The majority of our clients have valuations between $2 - 100 million. Financial pre-qualification is required and will be based on the information you are providing in this disclosure.
It is important that this section be completed accurately in order to pre-qualify before we will send additional information and financials of our clients. Incomplete information will be rejected.
WHEREAS, Paragon proposes to disclose to Prospective Buyer the names of Paragon client(s) (“Client Company”) and certain confidential and proprietary financial, business, and product information relating to Client Company’s business operations for possible acquisition by Prospective Buyer; and,
WHEREAS, Prospective Buyer desires to receive such confidential and proprietary information and agrees to keep such information confidential pursuant to the terms and conditions contained herein;
NOW THEREFORE, for and in consideration of the mutual covenants and agreements set forth in this Agreement, the parties hereto agree as follows:
1. Paragon and Prospective Buyer hereby undertake and agree to retain in confidence, and to require their respective subsidiaries, affiliates, officers, directors, shareholders, employees, consultants, professional representatives, and agents to retain in confidence any and all information delivered from one party to the other party. Further, Prospective Buyer shall refrain from disclosing to any other party that Client Company is for sale. Except for information that is in the public domain, all such information given and/or received by either party to the other shall be treated as "Confidential Information". Each party agrees not to use for its own benefit or disclose to others, or permit the use or disclosure of, any Confidential Information.

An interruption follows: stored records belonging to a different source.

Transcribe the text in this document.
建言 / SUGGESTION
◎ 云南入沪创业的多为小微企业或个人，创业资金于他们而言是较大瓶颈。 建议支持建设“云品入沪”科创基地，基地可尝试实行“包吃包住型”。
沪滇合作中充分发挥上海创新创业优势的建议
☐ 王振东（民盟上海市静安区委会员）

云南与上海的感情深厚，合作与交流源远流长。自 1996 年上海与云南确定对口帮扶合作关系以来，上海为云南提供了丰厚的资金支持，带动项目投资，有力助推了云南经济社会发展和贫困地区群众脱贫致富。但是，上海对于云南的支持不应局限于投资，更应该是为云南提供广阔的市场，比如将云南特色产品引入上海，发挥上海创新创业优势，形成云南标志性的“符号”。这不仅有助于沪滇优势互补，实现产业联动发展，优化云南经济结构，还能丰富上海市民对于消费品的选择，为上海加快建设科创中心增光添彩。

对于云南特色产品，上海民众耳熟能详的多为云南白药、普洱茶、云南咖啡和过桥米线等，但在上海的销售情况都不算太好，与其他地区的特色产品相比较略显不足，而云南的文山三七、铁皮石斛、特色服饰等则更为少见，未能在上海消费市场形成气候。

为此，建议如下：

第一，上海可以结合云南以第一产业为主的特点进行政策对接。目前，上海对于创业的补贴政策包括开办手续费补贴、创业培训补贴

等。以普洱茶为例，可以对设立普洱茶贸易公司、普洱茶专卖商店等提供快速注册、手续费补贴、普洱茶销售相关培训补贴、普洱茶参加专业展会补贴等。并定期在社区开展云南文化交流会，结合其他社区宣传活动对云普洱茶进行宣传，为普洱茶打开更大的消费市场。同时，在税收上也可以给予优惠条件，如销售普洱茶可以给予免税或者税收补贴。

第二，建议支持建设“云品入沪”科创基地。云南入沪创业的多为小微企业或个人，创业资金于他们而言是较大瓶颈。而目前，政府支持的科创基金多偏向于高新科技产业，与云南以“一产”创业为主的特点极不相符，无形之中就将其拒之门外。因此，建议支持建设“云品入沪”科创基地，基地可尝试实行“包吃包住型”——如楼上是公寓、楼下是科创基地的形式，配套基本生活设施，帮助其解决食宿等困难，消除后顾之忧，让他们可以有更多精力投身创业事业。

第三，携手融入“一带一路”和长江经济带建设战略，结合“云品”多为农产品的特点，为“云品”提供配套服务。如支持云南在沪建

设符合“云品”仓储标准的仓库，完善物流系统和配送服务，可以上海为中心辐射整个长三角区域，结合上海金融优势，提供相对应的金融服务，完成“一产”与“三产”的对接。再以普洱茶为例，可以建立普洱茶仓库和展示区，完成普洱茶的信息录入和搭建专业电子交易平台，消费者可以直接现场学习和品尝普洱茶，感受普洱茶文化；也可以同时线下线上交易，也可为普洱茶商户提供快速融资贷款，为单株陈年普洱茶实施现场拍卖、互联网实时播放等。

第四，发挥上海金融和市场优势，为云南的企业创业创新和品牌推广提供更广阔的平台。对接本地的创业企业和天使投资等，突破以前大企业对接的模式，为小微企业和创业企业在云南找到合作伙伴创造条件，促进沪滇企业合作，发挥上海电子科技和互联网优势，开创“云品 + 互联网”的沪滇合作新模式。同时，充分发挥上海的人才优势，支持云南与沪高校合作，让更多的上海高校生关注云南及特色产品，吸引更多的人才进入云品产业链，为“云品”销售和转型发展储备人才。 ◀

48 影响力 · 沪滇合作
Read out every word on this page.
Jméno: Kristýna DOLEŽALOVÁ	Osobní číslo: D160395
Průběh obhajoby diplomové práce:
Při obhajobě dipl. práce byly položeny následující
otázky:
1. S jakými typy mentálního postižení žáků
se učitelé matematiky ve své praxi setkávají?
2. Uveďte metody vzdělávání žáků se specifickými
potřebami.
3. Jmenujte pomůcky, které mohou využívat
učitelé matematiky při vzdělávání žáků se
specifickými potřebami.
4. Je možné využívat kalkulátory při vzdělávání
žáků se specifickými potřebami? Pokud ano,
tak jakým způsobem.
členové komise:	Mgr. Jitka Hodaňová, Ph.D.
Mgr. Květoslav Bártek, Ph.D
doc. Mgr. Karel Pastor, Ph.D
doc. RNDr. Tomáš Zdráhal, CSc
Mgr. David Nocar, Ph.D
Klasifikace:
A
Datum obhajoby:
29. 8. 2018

2. Prospective Buyer hereby agrees that it, its employees, agents, assigns, affiliates or consultants will not make any contact with, deal with, or otherwise involve with any transaction contemplated hereunder with any corporation or individuals buyers with any prospective seller introduced by Paragon, separately or individually, and its associates without the permission or knowledge of Paragon.
3. Prospective Buyer hereby agrees to keep confidential the names, contact information, location, business type and any confidential information of any companies, corporations, organizations, individuals or groups of individuals, who are introduced to Prospective Buyer for possible acquisition, investment or merger. Such identity shall remain confidential for the two (2) year duration of this Agreement and including the duration of any Confidentiality Agreement executed between Prospective Buyer and a Client Company.

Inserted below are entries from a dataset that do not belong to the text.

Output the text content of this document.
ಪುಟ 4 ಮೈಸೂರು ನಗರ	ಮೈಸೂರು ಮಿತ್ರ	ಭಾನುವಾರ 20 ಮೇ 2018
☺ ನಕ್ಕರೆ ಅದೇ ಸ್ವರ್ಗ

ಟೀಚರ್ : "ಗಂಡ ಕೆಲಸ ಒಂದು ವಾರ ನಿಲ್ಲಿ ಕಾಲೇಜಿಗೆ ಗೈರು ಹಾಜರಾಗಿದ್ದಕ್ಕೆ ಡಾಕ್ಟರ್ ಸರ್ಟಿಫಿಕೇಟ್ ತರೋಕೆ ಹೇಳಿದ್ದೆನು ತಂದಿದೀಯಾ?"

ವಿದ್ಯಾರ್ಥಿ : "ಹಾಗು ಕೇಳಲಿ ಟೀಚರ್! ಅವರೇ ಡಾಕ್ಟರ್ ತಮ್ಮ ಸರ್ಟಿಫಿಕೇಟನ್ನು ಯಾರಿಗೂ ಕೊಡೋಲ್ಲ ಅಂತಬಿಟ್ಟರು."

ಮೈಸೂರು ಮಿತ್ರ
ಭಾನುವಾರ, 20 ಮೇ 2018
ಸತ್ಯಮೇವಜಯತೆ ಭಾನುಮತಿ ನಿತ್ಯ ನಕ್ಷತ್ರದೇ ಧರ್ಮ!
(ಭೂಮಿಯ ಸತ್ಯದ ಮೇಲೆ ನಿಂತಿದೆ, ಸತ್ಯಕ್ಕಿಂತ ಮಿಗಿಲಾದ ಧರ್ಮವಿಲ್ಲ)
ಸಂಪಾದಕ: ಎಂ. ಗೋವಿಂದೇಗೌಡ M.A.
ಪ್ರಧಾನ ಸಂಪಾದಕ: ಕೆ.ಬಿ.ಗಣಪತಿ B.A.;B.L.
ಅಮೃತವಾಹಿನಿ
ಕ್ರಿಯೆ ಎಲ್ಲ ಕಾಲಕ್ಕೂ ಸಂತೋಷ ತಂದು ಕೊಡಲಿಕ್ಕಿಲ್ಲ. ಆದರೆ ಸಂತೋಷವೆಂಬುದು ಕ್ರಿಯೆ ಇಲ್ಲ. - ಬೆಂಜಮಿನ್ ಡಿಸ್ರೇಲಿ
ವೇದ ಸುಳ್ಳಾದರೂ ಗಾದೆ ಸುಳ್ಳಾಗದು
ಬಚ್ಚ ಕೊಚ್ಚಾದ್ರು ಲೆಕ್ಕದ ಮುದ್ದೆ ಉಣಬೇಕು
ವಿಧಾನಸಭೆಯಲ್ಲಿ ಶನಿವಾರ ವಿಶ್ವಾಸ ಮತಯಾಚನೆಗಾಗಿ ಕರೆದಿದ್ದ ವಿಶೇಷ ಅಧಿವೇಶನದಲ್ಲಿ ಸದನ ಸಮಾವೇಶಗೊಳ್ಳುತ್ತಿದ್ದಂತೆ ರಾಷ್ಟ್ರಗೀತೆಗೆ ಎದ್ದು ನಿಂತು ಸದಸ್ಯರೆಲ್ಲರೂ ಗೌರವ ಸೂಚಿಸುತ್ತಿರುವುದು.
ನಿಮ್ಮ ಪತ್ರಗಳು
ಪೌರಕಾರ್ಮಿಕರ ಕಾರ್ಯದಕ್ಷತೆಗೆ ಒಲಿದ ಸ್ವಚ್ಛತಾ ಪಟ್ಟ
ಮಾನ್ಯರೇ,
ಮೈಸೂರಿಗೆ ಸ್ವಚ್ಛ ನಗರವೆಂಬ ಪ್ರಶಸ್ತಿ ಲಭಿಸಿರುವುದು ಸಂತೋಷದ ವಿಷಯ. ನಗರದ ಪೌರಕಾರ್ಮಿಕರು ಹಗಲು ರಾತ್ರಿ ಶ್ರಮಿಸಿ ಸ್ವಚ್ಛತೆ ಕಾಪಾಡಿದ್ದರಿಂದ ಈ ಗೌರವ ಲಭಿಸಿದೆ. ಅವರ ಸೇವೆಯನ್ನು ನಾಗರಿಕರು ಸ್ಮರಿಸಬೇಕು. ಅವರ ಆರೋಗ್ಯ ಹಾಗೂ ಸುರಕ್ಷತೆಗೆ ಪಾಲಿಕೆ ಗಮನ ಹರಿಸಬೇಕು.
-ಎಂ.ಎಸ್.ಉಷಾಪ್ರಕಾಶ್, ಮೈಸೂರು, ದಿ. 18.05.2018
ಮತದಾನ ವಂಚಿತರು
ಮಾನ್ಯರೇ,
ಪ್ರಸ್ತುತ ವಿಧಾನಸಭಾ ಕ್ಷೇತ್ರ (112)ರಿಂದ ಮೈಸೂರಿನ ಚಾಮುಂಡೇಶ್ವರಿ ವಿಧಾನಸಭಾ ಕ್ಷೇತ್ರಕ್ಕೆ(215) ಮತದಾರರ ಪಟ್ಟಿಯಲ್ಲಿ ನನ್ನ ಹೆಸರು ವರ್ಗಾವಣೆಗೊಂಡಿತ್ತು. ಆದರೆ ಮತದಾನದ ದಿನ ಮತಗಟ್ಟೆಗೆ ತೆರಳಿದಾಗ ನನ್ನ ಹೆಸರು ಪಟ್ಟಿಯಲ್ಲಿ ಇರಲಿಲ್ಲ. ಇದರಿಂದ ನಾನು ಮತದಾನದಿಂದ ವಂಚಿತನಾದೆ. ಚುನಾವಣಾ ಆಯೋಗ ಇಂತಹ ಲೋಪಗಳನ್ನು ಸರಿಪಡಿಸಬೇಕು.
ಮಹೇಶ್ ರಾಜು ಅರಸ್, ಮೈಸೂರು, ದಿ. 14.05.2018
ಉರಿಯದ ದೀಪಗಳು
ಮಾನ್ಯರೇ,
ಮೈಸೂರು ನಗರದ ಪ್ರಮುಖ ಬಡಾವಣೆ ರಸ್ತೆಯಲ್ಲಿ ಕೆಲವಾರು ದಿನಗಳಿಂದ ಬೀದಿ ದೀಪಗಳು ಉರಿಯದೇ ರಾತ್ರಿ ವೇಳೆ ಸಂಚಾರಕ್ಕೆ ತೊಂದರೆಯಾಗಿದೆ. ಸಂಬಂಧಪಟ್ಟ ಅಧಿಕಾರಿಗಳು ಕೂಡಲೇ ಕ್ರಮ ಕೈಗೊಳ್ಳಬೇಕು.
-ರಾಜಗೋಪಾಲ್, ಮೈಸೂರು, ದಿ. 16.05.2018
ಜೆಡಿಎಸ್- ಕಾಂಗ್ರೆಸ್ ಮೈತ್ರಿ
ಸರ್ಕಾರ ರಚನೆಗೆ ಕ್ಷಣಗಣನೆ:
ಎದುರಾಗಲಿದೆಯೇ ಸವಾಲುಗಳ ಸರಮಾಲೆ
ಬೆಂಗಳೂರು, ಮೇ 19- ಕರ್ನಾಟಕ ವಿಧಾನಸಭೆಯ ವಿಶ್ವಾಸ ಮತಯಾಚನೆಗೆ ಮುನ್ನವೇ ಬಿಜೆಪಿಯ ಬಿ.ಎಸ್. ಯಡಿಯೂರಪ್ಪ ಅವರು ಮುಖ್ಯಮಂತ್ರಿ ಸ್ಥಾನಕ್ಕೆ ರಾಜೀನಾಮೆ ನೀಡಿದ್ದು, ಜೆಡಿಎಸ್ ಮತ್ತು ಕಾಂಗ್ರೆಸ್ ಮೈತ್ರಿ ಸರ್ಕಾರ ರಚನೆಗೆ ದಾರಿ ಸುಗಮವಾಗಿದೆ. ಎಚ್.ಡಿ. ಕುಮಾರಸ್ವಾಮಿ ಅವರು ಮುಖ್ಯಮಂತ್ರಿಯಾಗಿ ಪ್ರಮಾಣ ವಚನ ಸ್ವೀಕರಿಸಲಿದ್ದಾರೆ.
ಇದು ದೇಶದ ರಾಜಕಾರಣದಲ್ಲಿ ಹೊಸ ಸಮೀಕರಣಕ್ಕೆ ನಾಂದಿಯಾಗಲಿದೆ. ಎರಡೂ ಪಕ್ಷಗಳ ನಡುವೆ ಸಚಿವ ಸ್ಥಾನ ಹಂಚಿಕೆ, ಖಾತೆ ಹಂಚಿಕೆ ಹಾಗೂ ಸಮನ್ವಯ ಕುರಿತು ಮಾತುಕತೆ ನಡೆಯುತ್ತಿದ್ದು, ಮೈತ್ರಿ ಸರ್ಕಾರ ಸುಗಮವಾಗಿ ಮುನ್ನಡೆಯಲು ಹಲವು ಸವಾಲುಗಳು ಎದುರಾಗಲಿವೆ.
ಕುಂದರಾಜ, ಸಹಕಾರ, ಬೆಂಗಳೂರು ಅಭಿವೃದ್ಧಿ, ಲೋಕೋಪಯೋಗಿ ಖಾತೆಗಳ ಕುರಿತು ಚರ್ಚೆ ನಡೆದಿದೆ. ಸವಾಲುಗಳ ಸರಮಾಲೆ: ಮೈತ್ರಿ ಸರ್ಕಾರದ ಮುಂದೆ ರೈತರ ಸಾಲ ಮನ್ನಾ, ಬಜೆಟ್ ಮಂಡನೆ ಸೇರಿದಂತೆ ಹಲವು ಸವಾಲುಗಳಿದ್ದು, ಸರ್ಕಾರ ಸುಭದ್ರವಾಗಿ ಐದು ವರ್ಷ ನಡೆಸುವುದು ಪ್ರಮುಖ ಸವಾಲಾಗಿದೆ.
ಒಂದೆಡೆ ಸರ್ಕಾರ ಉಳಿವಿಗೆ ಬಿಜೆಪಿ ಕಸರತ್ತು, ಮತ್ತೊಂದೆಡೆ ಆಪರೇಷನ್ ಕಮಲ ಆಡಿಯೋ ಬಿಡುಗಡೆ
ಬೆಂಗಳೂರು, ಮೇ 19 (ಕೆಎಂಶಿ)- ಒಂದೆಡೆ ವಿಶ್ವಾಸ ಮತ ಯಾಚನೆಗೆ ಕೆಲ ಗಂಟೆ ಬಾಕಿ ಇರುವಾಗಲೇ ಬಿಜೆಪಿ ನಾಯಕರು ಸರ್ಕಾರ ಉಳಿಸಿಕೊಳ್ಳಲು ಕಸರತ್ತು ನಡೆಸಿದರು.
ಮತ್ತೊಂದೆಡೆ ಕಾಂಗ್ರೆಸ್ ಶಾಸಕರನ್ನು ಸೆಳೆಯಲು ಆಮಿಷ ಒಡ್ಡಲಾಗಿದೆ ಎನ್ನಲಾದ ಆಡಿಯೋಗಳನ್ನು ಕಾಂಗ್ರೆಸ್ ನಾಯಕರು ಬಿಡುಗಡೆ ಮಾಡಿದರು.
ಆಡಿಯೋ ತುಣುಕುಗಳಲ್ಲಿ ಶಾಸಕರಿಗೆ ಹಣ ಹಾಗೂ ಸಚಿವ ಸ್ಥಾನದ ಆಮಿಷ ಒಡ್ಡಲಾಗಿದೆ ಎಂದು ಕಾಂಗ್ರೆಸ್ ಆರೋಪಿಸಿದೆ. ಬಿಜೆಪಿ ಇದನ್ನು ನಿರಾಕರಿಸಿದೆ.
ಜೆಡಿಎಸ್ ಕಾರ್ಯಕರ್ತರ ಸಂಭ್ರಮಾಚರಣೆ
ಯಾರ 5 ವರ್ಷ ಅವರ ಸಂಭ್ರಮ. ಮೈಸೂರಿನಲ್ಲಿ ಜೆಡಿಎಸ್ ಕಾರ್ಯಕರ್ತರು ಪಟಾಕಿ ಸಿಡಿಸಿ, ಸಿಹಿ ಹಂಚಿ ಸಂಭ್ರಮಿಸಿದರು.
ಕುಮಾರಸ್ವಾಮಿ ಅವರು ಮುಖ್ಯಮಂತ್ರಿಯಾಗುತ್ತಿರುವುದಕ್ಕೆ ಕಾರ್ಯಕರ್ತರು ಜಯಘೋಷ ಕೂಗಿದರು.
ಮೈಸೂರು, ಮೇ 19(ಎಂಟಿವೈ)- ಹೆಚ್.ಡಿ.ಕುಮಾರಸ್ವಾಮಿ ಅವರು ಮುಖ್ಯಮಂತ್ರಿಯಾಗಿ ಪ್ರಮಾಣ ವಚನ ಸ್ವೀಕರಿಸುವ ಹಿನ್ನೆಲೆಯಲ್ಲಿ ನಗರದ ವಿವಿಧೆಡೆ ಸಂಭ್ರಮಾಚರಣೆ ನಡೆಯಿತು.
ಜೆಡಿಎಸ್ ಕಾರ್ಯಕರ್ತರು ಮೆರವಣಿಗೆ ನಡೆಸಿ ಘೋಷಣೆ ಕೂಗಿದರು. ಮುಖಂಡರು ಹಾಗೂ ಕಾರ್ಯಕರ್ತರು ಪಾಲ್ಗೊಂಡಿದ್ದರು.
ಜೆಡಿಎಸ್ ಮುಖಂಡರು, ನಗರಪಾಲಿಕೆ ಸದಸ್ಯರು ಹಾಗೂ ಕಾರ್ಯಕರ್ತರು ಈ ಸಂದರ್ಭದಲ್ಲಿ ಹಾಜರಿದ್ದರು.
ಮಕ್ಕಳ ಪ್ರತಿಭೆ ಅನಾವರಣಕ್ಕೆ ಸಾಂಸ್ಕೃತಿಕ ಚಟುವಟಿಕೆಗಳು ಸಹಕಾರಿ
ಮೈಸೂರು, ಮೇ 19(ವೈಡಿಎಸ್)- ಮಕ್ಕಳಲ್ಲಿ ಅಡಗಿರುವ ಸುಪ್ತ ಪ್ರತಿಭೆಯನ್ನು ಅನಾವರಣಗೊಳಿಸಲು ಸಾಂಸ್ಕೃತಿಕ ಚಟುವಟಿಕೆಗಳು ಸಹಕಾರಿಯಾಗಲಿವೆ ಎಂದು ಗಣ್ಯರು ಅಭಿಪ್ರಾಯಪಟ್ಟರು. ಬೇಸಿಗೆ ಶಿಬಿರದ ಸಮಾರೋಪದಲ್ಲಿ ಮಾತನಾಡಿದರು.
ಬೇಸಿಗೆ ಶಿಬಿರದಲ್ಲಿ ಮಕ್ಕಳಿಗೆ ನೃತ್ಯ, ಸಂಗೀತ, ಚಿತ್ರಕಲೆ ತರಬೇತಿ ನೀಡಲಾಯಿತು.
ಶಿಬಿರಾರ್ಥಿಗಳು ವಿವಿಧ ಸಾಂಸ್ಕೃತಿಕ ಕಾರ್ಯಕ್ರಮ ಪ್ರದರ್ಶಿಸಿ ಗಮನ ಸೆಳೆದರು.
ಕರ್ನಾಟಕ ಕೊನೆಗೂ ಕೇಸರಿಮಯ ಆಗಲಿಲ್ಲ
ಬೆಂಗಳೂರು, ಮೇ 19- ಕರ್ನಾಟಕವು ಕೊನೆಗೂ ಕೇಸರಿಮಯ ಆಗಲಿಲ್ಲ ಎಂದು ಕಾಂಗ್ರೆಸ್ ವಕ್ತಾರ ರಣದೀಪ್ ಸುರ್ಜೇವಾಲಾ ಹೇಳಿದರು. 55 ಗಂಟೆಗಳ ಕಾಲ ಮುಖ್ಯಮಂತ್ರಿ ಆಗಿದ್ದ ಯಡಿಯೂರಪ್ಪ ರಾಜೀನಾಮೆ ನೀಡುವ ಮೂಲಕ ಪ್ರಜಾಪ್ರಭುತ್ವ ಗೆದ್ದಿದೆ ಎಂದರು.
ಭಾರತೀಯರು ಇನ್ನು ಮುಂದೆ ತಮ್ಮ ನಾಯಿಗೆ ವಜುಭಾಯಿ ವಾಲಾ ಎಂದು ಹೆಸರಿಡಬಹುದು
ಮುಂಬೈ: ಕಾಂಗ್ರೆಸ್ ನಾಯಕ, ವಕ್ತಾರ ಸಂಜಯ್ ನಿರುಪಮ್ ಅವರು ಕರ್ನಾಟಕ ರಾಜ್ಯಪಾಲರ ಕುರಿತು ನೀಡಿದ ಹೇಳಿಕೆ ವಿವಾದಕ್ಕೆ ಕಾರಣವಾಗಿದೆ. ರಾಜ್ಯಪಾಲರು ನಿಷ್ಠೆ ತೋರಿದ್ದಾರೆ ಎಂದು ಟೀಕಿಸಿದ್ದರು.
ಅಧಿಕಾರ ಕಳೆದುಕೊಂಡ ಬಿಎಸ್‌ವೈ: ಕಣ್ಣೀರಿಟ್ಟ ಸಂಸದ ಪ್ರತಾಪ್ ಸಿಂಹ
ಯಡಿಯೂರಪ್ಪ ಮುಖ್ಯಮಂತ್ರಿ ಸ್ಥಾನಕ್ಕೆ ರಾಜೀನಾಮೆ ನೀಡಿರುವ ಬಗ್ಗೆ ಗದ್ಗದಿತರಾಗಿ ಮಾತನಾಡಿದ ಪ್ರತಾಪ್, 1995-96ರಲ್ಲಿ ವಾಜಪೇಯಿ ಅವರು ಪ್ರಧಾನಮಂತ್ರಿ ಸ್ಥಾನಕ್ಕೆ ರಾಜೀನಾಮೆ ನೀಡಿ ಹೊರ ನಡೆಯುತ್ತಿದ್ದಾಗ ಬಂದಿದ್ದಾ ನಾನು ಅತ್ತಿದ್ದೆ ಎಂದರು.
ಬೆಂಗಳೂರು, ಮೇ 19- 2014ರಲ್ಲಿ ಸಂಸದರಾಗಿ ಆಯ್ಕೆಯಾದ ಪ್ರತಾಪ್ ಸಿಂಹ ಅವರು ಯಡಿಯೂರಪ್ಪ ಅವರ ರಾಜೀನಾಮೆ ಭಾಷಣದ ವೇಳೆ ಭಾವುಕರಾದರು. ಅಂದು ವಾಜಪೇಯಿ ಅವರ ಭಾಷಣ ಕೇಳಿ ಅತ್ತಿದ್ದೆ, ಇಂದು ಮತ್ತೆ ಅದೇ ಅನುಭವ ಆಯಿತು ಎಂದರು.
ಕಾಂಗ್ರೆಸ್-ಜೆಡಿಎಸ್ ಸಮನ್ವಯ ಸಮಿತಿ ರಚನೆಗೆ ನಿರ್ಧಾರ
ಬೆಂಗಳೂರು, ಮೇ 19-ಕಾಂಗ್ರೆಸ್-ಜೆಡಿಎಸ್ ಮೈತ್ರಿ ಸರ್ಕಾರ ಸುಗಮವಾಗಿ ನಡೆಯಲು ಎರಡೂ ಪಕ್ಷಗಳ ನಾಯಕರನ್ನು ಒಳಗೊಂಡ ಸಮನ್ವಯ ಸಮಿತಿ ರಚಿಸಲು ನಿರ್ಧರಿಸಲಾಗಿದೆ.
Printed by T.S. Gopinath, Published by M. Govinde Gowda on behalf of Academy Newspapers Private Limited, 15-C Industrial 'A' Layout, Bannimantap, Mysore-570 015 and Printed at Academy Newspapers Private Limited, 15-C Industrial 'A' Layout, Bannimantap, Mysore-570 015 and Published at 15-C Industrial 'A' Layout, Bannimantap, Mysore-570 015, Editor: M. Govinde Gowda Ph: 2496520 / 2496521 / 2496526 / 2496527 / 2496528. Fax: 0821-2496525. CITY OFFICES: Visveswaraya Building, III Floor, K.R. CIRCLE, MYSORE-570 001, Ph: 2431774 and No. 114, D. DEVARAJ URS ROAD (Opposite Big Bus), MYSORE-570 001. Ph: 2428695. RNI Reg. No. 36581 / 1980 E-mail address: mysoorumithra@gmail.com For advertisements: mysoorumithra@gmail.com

4. Prospective Buyer and Paragon hereby confirms to the other that any information disclosed to or by the other, or any discussions held between them, prior to the date hereof, shall be subject to the terms of this Confidentiality Agreement. Either party can terminate this Agreement at any time.
Note: As a buyer/investor “Buyer”, it is your responsibility upon receiving information on businesses for sale to respond in a prompt, courteous, and professional manner after your review of the information provided.
Buyer agrees that he/she is serious about buying or investing in a business and is financially qualified to purchase a business in the price range, SIC code, and geographic location designated herein.
As a buyer, it is your express obligation to keep Paragon Ventures informed of negotiations, purchase agreements or ownership transfers between buyer and Seller and to otherwise keep Paragon informed of any material changes to your buying criteria and contact information.
Buyer agrees that the information received through Paragon Ventures is for the express purpose of investigating the venture for purchase, merger, acquisition, or investment and for business purposes that are legal under U.S. federal, state, and local laws.
Buyer agrees that said information will not be released or forwarded to any party other than buyer and that all information and names of businesses received from Paragon shall be treated as confidential.
Buyer further warrants that the information provided herein is true, accurate and complete.